07 November 2011

Firebugs

My 'Burning with indignation: Arson, law and the 2009 Victorian bushfires' in 15(1) Local Government Law Journal (2009) 35 critiqued the outbreak of security theatre that followed close on the 2009 bushfires.

That outbreak saw politicians rushing to announce significantly stronger penalties for arsonists and media figures indulging in penal populism regarding 'bushfire arson', an offence that was apparently unique and egregious. I suggested that in the rush to judgment people appeared to ignore the reality that -
• some bushfires are 'acts of god' (eg started by lightning rather than by cunning pyromaniacs with beady red eyes and pointy evil ears),
• some may be attributable to poor maintenance of powerlines and other infrastructure (a comment that was later substantiated in official hearings),
• the deaths in 2009 although deeply regrettable might in part be attributable to the vicissitudes of evacuating people from difficult terrain at short notice, and
• some arsonists might lack the capacity we assume in an average Australian adult.
The deterrent value of a mandatory 25 year or life sentence is unclear when dealing with children who play with matches or adults who have fundamental psychological problems.

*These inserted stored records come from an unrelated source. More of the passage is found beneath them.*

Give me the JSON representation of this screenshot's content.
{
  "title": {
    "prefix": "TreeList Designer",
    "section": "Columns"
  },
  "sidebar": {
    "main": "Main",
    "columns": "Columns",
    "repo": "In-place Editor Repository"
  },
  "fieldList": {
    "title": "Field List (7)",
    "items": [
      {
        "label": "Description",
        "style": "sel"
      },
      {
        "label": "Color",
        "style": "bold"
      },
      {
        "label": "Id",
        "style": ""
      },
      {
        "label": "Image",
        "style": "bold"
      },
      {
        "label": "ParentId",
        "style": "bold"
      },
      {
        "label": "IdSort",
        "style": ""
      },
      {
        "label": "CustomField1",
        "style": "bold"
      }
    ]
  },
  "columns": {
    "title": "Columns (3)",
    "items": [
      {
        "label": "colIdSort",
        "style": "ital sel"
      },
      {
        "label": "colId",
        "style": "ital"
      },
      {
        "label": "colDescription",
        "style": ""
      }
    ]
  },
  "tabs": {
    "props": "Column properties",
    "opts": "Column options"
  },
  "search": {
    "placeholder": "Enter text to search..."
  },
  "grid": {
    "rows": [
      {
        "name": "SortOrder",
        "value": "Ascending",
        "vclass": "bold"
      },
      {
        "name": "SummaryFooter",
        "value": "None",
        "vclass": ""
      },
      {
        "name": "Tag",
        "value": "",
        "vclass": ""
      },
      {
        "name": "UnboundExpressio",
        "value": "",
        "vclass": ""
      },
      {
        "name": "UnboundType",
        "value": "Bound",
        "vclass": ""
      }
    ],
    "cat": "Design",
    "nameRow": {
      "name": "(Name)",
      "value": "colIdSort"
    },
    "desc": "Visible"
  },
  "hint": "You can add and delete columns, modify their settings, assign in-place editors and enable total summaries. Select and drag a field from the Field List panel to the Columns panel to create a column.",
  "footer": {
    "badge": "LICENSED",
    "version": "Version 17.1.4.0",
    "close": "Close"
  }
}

The last point is significant: it is undesirable as a matter of justice and public policy to impose extraordinary sanctions on people who have cognitive or other deficiencies, particularly if penal populism results in a higher punishment of someone whose action results in death through a bushfire than through a deliberately lit urban fire.

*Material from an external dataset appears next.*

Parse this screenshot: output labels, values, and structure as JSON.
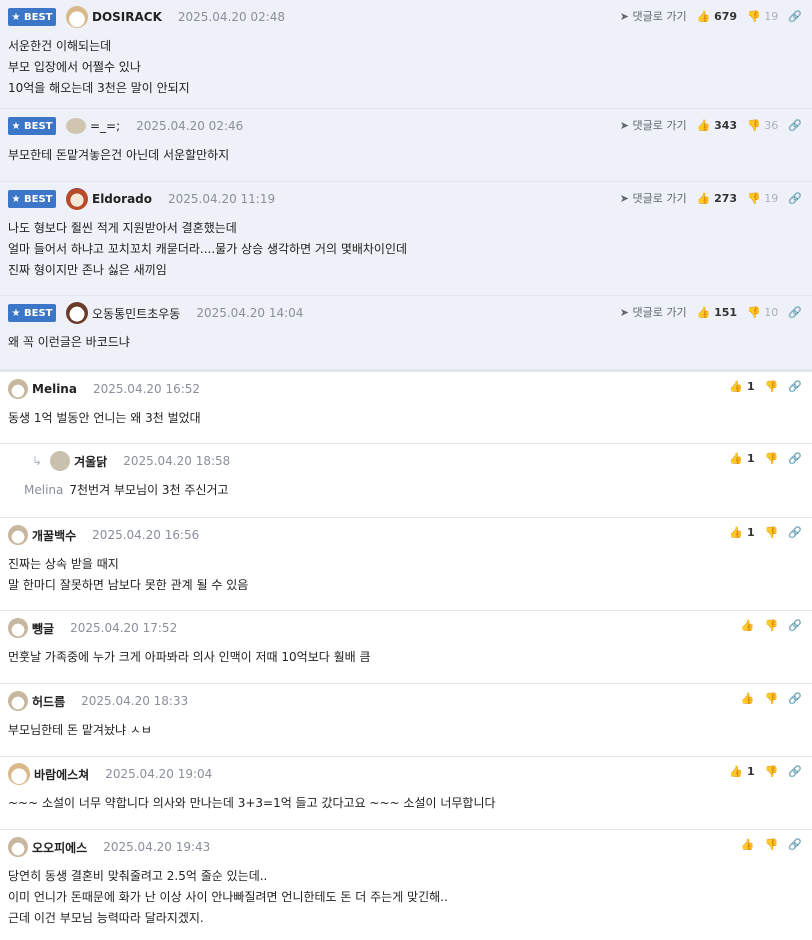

The ABC today reports that prosecutors have dropped all charges against two teenage boys (aged 15 and 16) accused of lighting a fatal bushfire at Bendigo in central Victoria on Black Saturday. That fire destroyed 58 homes, burned 341 hectares and resulted in the death of one man.

The boys were initially charged with arson causing death and intentionally causing a bushfire. In August this year, however, psychologists told the court that the boys are of abnormally low intelligence and incapable of understanding a trial or properly instructing their lawyers.

At that time they were deemed unfit to be tried but were still to face a special hearing to determine their guilt or innocence. The Victorian Supreme Court has today been told that the Director of Public Prosecutions will no longer pursue the case on the basis of insufficient evidence and a recognition that it was not in the public interest to proceed.